Is there any function $f:\mathbb R \rightarrow \mathbb R$ such that it is only continuous at rational numbers?

Question

Is there any function $$f:\mathbb R \rightarrow \mathbb R$$ such that it is only continuous at rational numbers?

Answer 1

No. The reason is that the points of continuity of a function form a $G_\delta$ set, i.e. the intersection of a countable collection of open sets. This can be seen by writing it as the intersection of $U_m$ for all positive integers $m$, where x is in $U_m$ if there is some $\epsilon > 0$ such that for all $y$ and $z$ in the interval $(x-\epsilon,x+\epsilon)$, $|f(y)-f(z)| < 1/m$. $U_m$ is an open set. As a consequence of the Baire Category Theorem, the rational numbers are not a $G_\delta$.

Answer 2

You ask if there is a function that is only continuous at rational numbers.

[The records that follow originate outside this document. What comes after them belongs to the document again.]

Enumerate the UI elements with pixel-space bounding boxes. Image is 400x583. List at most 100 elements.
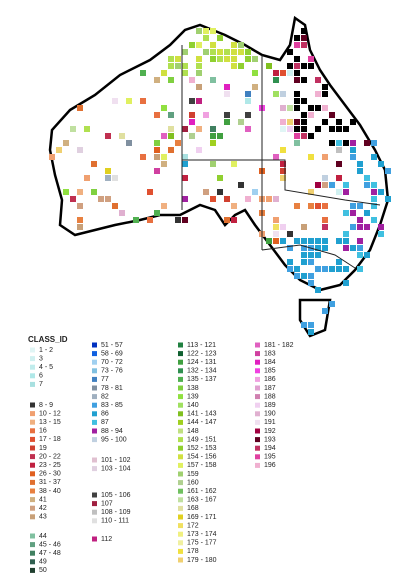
legend-label: 78 - 81 — [101, 385, 123, 392]
map-cell — [238, 119, 244, 125]
map-cell — [273, 70, 279, 76]
legend-label: 168 — [187, 505, 199, 512]
map-cell — [56, 147, 62, 153]
map-cell — [350, 147, 356, 153]
legend-label: 10 - 12 — [39, 410, 61, 417]
map-cell — [245, 196, 251, 202]
map-cell — [364, 252, 370, 258]
map-cell — [203, 28, 209, 34]
map-cell — [84, 175, 90, 181]
map-cell — [371, 140, 377, 146]
legend-swatch — [92, 466, 97, 472]
map-cell — [308, 252, 314, 258]
map-cell — [196, 70, 202, 76]
map-cell — [350, 140, 356, 146]
map-cell — [336, 147, 342, 153]
map-cell — [343, 231, 349, 237]
legend-swatch — [178, 514, 183, 520]
map-cell — [294, 35, 300, 41]
legend-label: 178 — [187, 548, 199, 555]
map-cell — [315, 238, 321, 244]
map-cell — [301, 42, 307, 48]
legend-label: 86 — [101, 411, 109, 418]
map-cell — [231, 203, 237, 209]
map-cell — [294, 105, 300, 111]
map-cell — [217, 35, 223, 41]
legend-label: 152 - 153 — [187, 445, 217, 452]
legend-swatch — [92, 411, 97, 417]
legend-label: 88 - 94 — [101, 428, 123, 435]
map-cell — [350, 154, 356, 160]
map-cell — [168, 112, 174, 118]
border-line — [262, 159, 381, 206]
map-cell — [126, 98, 132, 104]
map-cell — [182, 161, 188, 167]
map-cell — [112, 203, 118, 209]
legend-label: 13 - 15 — [39, 419, 61, 426]
map-cell — [287, 119, 293, 125]
map-cell — [175, 140, 181, 146]
legend-label: 49 — [39, 559, 47, 566]
map-cell — [315, 203, 321, 209]
map-cell — [266, 238, 272, 244]
map-cell — [308, 56, 314, 62]
map-cell — [196, 84, 202, 90]
map-cell — [308, 63, 314, 69]
legend-label: 8 - 9 — [39, 402, 53, 409]
map-cell — [378, 161, 384, 167]
map-cell — [385, 168, 391, 174]
legend-label: 175 - 177 — [187, 540, 217, 547]
map-cell — [294, 119, 300, 125]
map-cell — [280, 168, 286, 174]
legend-swatch — [92, 492, 97, 498]
legend-label: 141 - 143 — [187, 411, 217, 418]
legend-label: 148 — [187, 428, 199, 435]
legend-label: 149 - 151 — [187, 436, 217, 443]
map-cell — [322, 245, 328, 251]
map-cell — [294, 56, 300, 62]
legend-swatch — [30, 373, 35, 379]
legend-label: 184 — [264, 359, 276, 366]
map-cell — [350, 203, 356, 209]
legend-label: 183 — [264, 350, 276, 357]
map-cell — [315, 182, 321, 188]
map-cell — [231, 217, 237, 223]
map-cell — [196, 126, 202, 132]
legend-swatch — [30, 381, 35, 387]
map-cell — [77, 217, 83, 223]
legend-label: 20 - 22 — [39, 453, 61, 460]
map-cell — [189, 98, 195, 104]
map-cell — [245, 112, 251, 118]
legend-label: 140 — [187, 402, 199, 409]
map-cell — [336, 189, 342, 195]
map-cell — [217, 49, 223, 55]
map-cell — [294, 203, 300, 209]
map-cell — [252, 84, 258, 90]
map-cell — [357, 217, 363, 223]
map-cell — [273, 154, 279, 160]
map-cell — [175, 56, 181, 62]
map-cell — [308, 273, 314, 279]
map-cell — [294, 77, 300, 83]
legend-label: 159 — [187, 471, 199, 478]
map-cell — [112, 98, 118, 104]
map-cell — [343, 245, 349, 251]
legend-label: 7 — [39, 381, 43, 388]
map-cell — [357, 168, 363, 174]
map-cell — [294, 273, 300, 279]
map-cell — [224, 91, 230, 97]
map-cell — [210, 56, 216, 62]
map-cell — [224, 56, 230, 62]
legend-label: 105 - 106 — [101, 492, 131, 499]
map-cell — [371, 154, 377, 160]
map-cell — [252, 56, 258, 62]
map-cell — [280, 224, 286, 230]
map-cell — [84, 126, 90, 132]
map-cell — [70, 196, 76, 202]
legend-label: 179 - 180 — [187, 557, 217, 564]
legend-swatch — [178, 368, 183, 374]
map-cell — [273, 91, 279, 97]
map-cell — [161, 105, 167, 111]
legend-swatch — [30, 411, 35, 417]
map-cell — [301, 63, 307, 69]
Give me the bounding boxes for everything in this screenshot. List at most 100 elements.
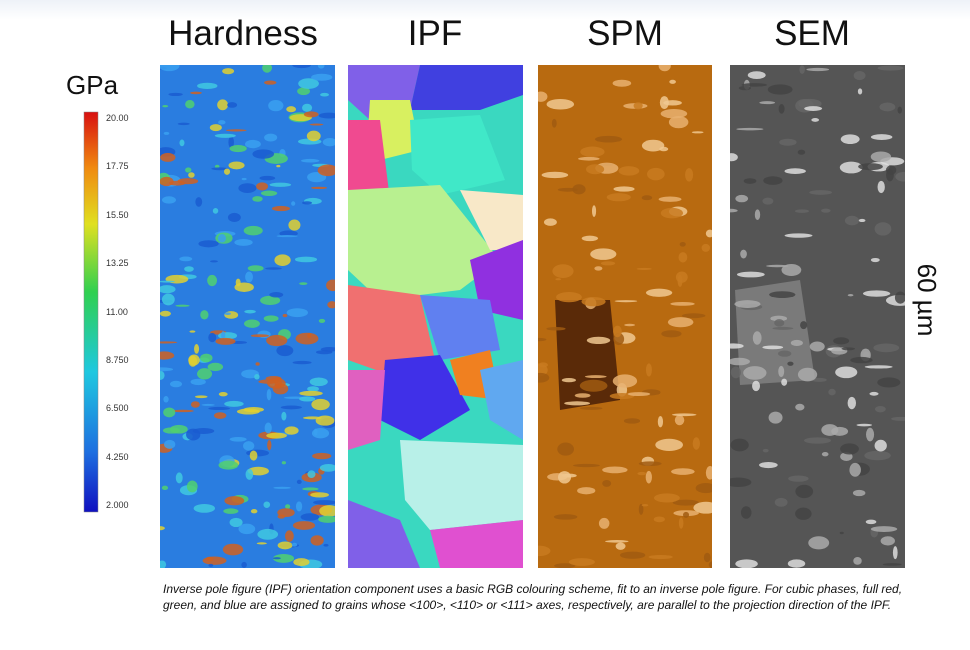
texture xyxy=(678,517,684,529)
texture xyxy=(600,261,616,266)
texture xyxy=(197,368,213,380)
texture xyxy=(266,334,288,347)
texture xyxy=(171,409,194,413)
texture xyxy=(186,428,201,441)
texture xyxy=(297,87,311,96)
texture xyxy=(606,193,631,202)
texture xyxy=(730,366,741,379)
texture xyxy=(257,528,279,540)
texture xyxy=(738,85,751,91)
texture xyxy=(847,396,857,410)
texture xyxy=(730,208,738,213)
colorbar-tick-label: 4.250 xyxy=(106,451,129,462)
texture xyxy=(787,361,794,366)
texture xyxy=(602,479,612,487)
texture xyxy=(280,405,302,410)
texture xyxy=(769,291,796,299)
texture xyxy=(296,479,302,485)
texture xyxy=(263,501,271,508)
texture xyxy=(312,452,332,460)
texture xyxy=(197,82,218,89)
texture xyxy=(243,441,255,451)
texture xyxy=(317,65,325,69)
texture xyxy=(752,331,762,345)
texture xyxy=(318,318,326,323)
texture xyxy=(671,413,697,417)
texture xyxy=(612,374,638,388)
texture xyxy=(561,377,577,383)
texture xyxy=(309,123,324,126)
texture xyxy=(551,118,557,128)
texture xyxy=(641,139,665,152)
texture xyxy=(657,416,664,428)
texture xyxy=(184,266,194,272)
texture xyxy=(800,321,808,330)
texture xyxy=(877,180,885,194)
texture xyxy=(602,466,628,474)
texture xyxy=(160,370,165,380)
texture xyxy=(323,543,329,547)
texture xyxy=(175,304,190,307)
texture xyxy=(637,471,647,476)
texture xyxy=(591,205,597,218)
texture xyxy=(667,317,694,328)
texture xyxy=(163,407,176,418)
texture xyxy=(303,111,319,118)
texture xyxy=(546,327,566,331)
texture xyxy=(865,519,877,525)
texture xyxy=(311,73,333,81)
texture xyxy=(300,158,320,163)
texture xyxy=(247,265,264,272)
texture xyxy=(162,105,169,108)
texture xyxy=(708,561,712,568)
texture xyxy=(879,102,896,112)
texture xyxy=(293,558,310,567)
texture xyxy=(538,545,551,557)
texture xyxy=(264,422,272,434)
texture xyxy=(208,332,217,343)
texture xyxy=(298,78,319,89)
panel-title: SPM xyxy=(587,14,663,53)
texture xyxy=(217,234,226,243)
texture xyxy=(864,365,893,369)
texture xyxy=(840,443,859,455)
texture xyxy=(594,135,623,143)
texture xyxy=(850,356,873,364)
texture xyxy=(685,168,694,182)
texture xyxy=(866,427,875,442)
texture xyxy=(877,377,901,388)
texture xyxy=(794,209,810,213)
texture xyxy=(327,301,335,309)
texture xyxy=(285,504,291,509)
texture xyxy=(882,563,902,566)
hardness-map xyxy=(160,65,335,568)
texture xyxy=(282,314,288,318)
texture xyxy=(778,365,785,378)
texture xyxy=(277,508,295,518)
texture xyxy=(839,161,863,174)
texture xyxy=(224,312,231,316)
texture xyxy=(735,559,758,568)
texture xyxy=(160,526,165,531)
texture xyxy=(847,294,854,297)
texture xyxy=(660,109,688,119)
texture xyxy=(811,377,827,382)
texture xyxy=(618,166,640,176)
texture xyxy=(682,511,690,518)
texture xyxy=(188,172,195,178)
texture xyxy=(264,133,278,142)
texture xyxy=(645,363,652,377)
texture xyxy=(311,186,328,190)
texture xyxy=(224,496,245,506)
texture xyxy=(809,190,832,195)
texture xyxy=(271,205,291,212)
texture xyxy=(160,285,176,294)
texture xyxy=(179,139,185,147)
texture xyxy=(185,167,192,173)
texture xyxy=(578,156,600,161)
texture xyxy=(265,375,282,381)
texture xyxy=(581,296,606,307)
texture xyxy=(201,403,215,406)
texture xyxy=(223,508,239,514)
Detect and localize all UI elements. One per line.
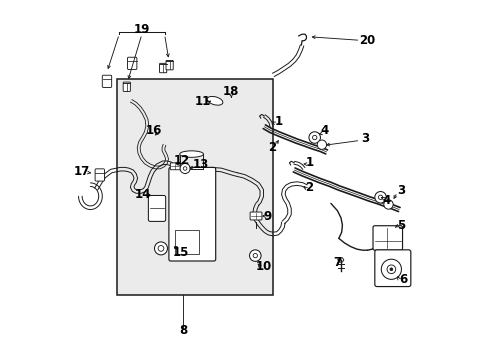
FancyBboxPatch shape xyxy=(170,163,180,170)
Text: 20: 20 xyxy=(358,34,374,47)
FancyBboxPatch shape xyxy=(148,195,165,221)
Bar xyxy=(117,79,273,295)
Text: 2: 2 xyxy=(305,181,313,194)
FancyBboxPatch shape xyxy=(159,63,166,73)
Text: 16: 16 xyxy=(145,124,162,137)
Circle shape xyxy=(183,167,186,170)
Text: 3: 3 xyxy=(360,132,368,145)
Circle shape xyxy=(389,268,392,271)
Text: 17: 17 xyxy=(74,165,90,177)
Circle shape xyxy=(312,135,316,140)
Text: 4: 4 xyxy=(382,194,390,207)
FancyBboxPatch shape xyxy=(127,57,137,69)
Ellipse shape xyxy=(179,151,203,157)
Circle shape xyxy=(180,163,190,174)
Text: 1: 1 xyxy=(274,115,282,128)
Text: 10: 10 xyxy=(256,260,272,273)
FancyBboxPatch shape xyxy=(166,60,173,70)
Text: 5: 5 xyxy=(396,219,405,232)
Circle shape xyxy=(381,259,401,279)
Text: 12: 12 xyxy=(173,154,189,167)
Text: 18: 18 xyxy=(223,85,239,98)
Text: 15: 15 xyxy=(172,246,188,258)
Circle shape xyxy=(317,140,326,149)
FancyBboxPatch shape xyxy=(374,250,410,287)
FancyBboxPatch shape xyxy=(123,82,130,91)
Circle shape xyxy=(158,246,163,251)
Text: 6: 6 xyxy=(398,273,406,286)
Text: 19: 19 xyxy=(133,23,150,36)
Circle shape xyxy=(253,253,257,258)
FancyBboxPatch shape xyxy=(102,75,111,87)
Circle shape xyxy=(386,265,395,274)
Circle shape xyxy=(154,242,167,255)
Circle shape xyxy=(308,132,320,143)
Circle shape xyxy=(249,250,261,261)
Bar xyxy=(175,230,199,254)
FancyBboxPatch shape xyxy=(249,212,262,220)
Circle shape xyxy=(378,195,382,199)
FancyBboxPatch shape xyxy=(95,169,104,181)
Text: 9: 9 xyxy=(263,210,271,222)
Circle shape xyxy=(383,200,392,209)
Text: 8: 8 xyxy=(179,324,187,337)
Text: 4: 4 xyxy=(320,124,328,137)
Text: 3: 3 xyxy=(396,184,405,197)
Text: 2: 2 xyxy=(268,141,276,154)
Text: 7: 7 xyxy=(332,256,341,269)
Text: 11: 11 xyxy=(195,95,211,108)
Ellipse shape xyxy=(206,96,223,105)
FancyBboxPatch shape xyxy=(168,167,215,261)
FancyBboxPatch shape xyxy=(372,226,402,250)
Circle shape xyxy=(374,192,386,203)
Text: 1: 1 xyxy=(305,156,313,168)
Text: 14: 14 xyxy=(135,188,151,201)
Text: 13: 13 xyxy=(193,158,209,171)
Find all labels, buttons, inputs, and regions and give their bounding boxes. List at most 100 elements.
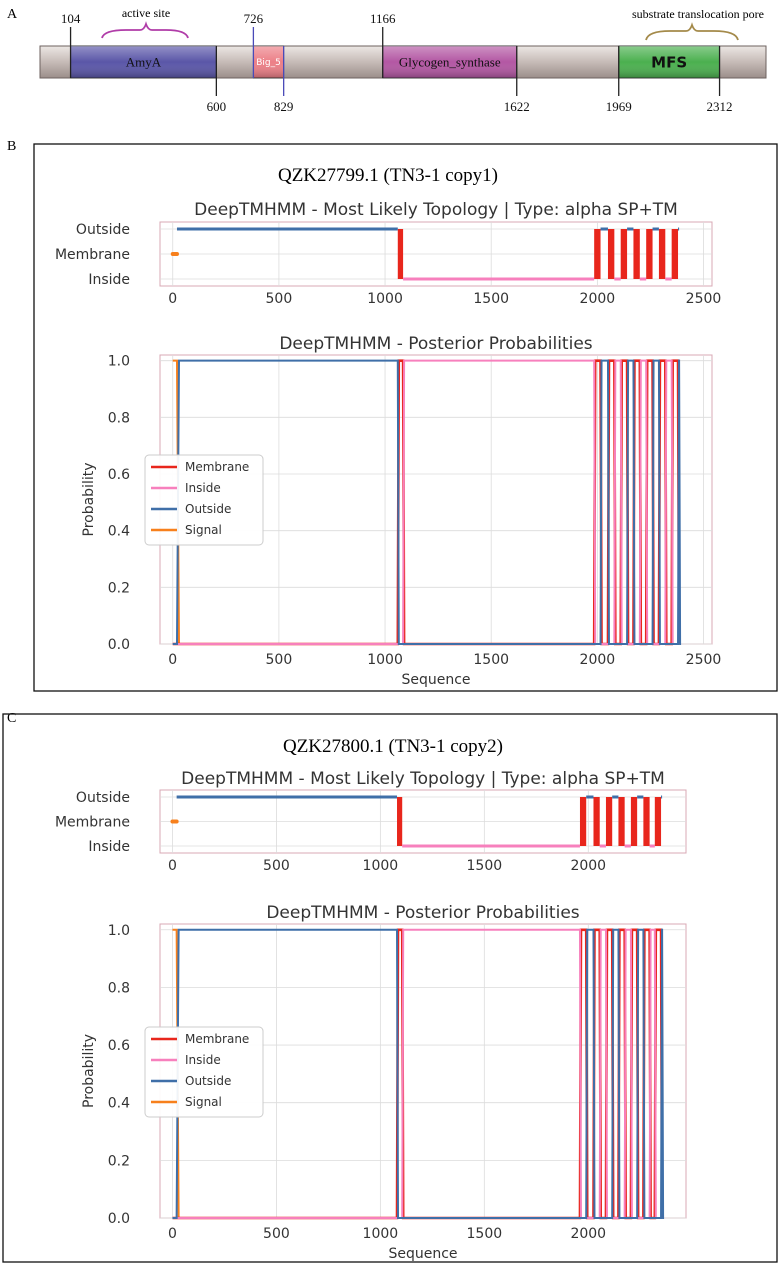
posterior-plot-b: DeepTMHMM - Posterior Probabilities 0 500 1… — [81, 334, 721, 688]
posterior-y-tick: 1.0 — [108, 923, 130, 939]
tick-below-0-label: 600 — [207, 99, 227, 114]
domain-3-shade — [618, 46, 720, 78]
topology-tm-helix — [633, 229, 640, 279]
tick-below-1-label: 829 — [274, 99, 294, 114]
topology-tm-helix — [671, 229, 679, 279]
panel-label-a: A — [7, 7, 18, 22]
topology-y-tick: Membrane — [55, 815, 130, 831]
legend-label-inside: Inside — [185, 1053, 221, 1067]
posterior-y-label: Probability — [81, 462, 97, 536]
posterior-y-tick: 0.0 — [108, 1211, 130, 1227]
domain-1-shade — [253, 46, 284, 78]
posterior-inside-line — [172, 928, 663, 1219]
legend-label-membrane: Membrane — [185, 1032, 249, 1046]
posterior-y-tick: 0.6 — [108, 1038, 130, 1054]
posterior-x-tick: 0 — [168, 652, 177, 668]
posterior-y-tick: 0.4 — [108, 524, 130, 540]
domain-layer: AmyA Big_5 Glycogen_synthase MFS — [70, 45, 720, 79]
posterior-x-tick: 2500 — [686, 652, 722, 668]
panel-b-frame — [33, 143, 778, 692]
posterior-x-tick: 500 — [263, 1226, 290, 1242]
tick-above-1-label: 726 — [244, 11, 264, 26]
topology-x-tick: 1000 — [367, 291, 403, 307]
legend-label-membrane: Membrane — [185, 460, 249, 474]
topology-tm-helix — [658, 229, 666, 279]
topology-plot-c: DeepTMHMM - Most Likely Topology | Type:… — [55, 769, 687, 874]
tick-below-3-label: 1969 — [606, 99, 632, 114]
topology-x-tick: 500 — [263, 858, 290, 874]
legend-label-outside: Outside — [185, 1074, 231, 1088]
topology-tm-helix — [579, 797, 587, 846]
posterior-outside-line — [172, 359, 682, 645]
posterior-x-tick: 1000 — [367, 652, 403, 668]
posterior-y-tick: 1.0 — [108, 354, 130, 370]
posterior-x-tick: 1000 — [363, 1226, 399, 1242]
posterior-x-tick: 1500 — [473, 652, 509, 668]
posterior-y-tick: 0.2 — [108, 1153, 130, 1169]
tick-above-2-label: 1166 — [370, 11, 396, 26]
topology-x-tick: 0 — [168, 291, 177, 307]
topology-x-tick: 2000 — [580, 291, 616, 307]
posterior-x-tick: 2000 — [580, 652, 616, 668]
topology-y-tick: Outside — [76, 790, 130, 806]
domain-3-label: MFS — [651, 53, 687, 71]
topology-x-tick: 500 — [266, 291, 293, 307]
posterior-title: DeepTMHMM - Posterior Probabilities — [279, 334, 592, 354]
panel-label-b: B — [7, 139, 16, 154]
topology-x-tick: 0 — [168, 858, 177, 874]
posterior-y-tick: 0.4 — [108, 1096, 130, 1112]
posterior-x-tick: 1500 — [467, 1226, 503, 1242]
posterior-x-tick: 0 — [168, 1226, 177, 1242]
topology-plot-b: DeepTMHMM - Most Likely Topology | Type:… — [55, 200, 721, 307]
topology-x-tick: 1000 — [363, 858, 399, 874]
posterior-x-label: Sequence — [388, 1246, 457, 1262]
panel-b: B QZK27799.1 (TN3-1 copy1) DeepTMHMM - M… — [7, 139, 778, 692]
topology-membrane-block — [397, 797, 403, 846]
topology-membrane-block — [397, 229, 404, 279]
topology-tm-helix — [607, 229, 615, 279]
tick-below-2-label: 1622 — [504, 99, 530, 114]
topology-tm-helix — [643, 797, 650, 846]
domain-1-label: Big_5 — [256, 58, 281, 68]
posterior-inside-line — [172, 359, 680, 645]
topology-y-tick: Outside — [76, 222, 130, 238]
posterior-y-tick: 0.0 — [108, 637, 130, 653]
posterior-y-tick: 0.2 — [108, 580, 130, 596]
legend-label-signal: Signal — [185, 523, 222, 537]
domain-2-label: Glycogen_synthase — [399, 55, 501, 70]
panel-a: A AmyA Big_5 Glycogen_synthase MFS 104 726 11… — [7, 6, 767, 114]
posterior-legend-box — [144, 1026, 264, 1118]
posterior-y-tick: 0.8 — [108, 980, 130, 996]
posterior-outside-line — [172, 928, 665, 1219]
posterior-title: DeepTMHMM - Posterior Probabilities — [266, 903, 579, 923]
topology-tm-helix — [620, 229, 628, 279]
posterior-x-tick: 2000 — [570, 1226, 606, 1242]
topology-y-tick: Inside — [88, 839, 130, 855]
topology-x-tick: 2500 — [686, 291, 722, 307]
legend-label-signal: Signal — [185, 1095, 222, 1109]
topology-y-tick: Membrane — [55, 247, 130, 263]
topology-y-tick: Inside — [88, 272, 130, 288]
topology-tm-helix — [618, 797, 625, 846]
domain-0-label: AmyA — [126, 55, 162, 70]
posterior-legend-box — [144, 454, 264, 546]
posterior-plot-c: DeepTMHMM - Posterior Probabilities 0 500 1… — [81, 903, 687, 1262]
posterior-y-label: Probability — [81, 1034, 97, 1108]
topology-tm-helix — [654, 797, 662, 846]
panel-label-c: C — [7, 711, 16, 726]
tick-above-0-label: 104 — [61, 11, 81, 26]
domain-2-shade — [382, 46, 517, 78]
panel-b-header: QZK27799.1 (TN3-1 copy1) — [278, 165, 498, 186]
posterior-y-tick: 0.8 — [108, 410, 130, 426]
active-site-brace — [101, 21, 189, 39]
posterior-x-tick: 500 — [266, 652, 293, 668]
topology-tm-helix — [605, 797, 613, 846]
topology-tm-helix — [593, 797, 600, 846]
substrate-pore-brace — [645, 22, 739, 41]
domain-position-ticks: 104 726 1166 600 829 1622 1969 2312 — [61, 11, 733, 114]
topology-x-tick: 2000 — [570, 858, 606, 874]
topology-tm-helix — [594, 229, 601, 279]
substrate-pore-label: substrate translocation pore — [632, 7, 764, 21]
posterior-y-tick: 0.6 — [108, 467, 130, 483]
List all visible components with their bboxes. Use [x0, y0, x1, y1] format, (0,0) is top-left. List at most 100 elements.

The function $$ f(x) = \begin{cases}x & \text{if } x \text{ is rational} \\ -x & \text{if } x \text{ is irrational} \end{cases} $$ is only continuous at $0$. So it is only continuous at rational numbers.

Now, if you meant to ask whether there is a function with domain the real numbers that is continuous at exactly all the rational numbers and discontinuous anywhere else, then no such function exists. The other answers give you reasons for this.

Answer 3

No, there is no function $f:\mathbb{R} \rightarrow \mathbb{R}$ that is only continuous at the rational numbers. The set of discontinuities must be an $F_{\sigma}$ set, which the irrationals are not.
If you change the question and ask about a function that is only continuous at the irrational numbers, then the answer is yes. Consider Thomae's function $f(x)=\begin{cases} \frac{1}{q} &\text{if }x\text{ is rational, }x=\tfrac{p}{q}\text{ in lowest terms and } q > 0\\ 0 &\text{if }x\text{ is irrational.} \end{cases}$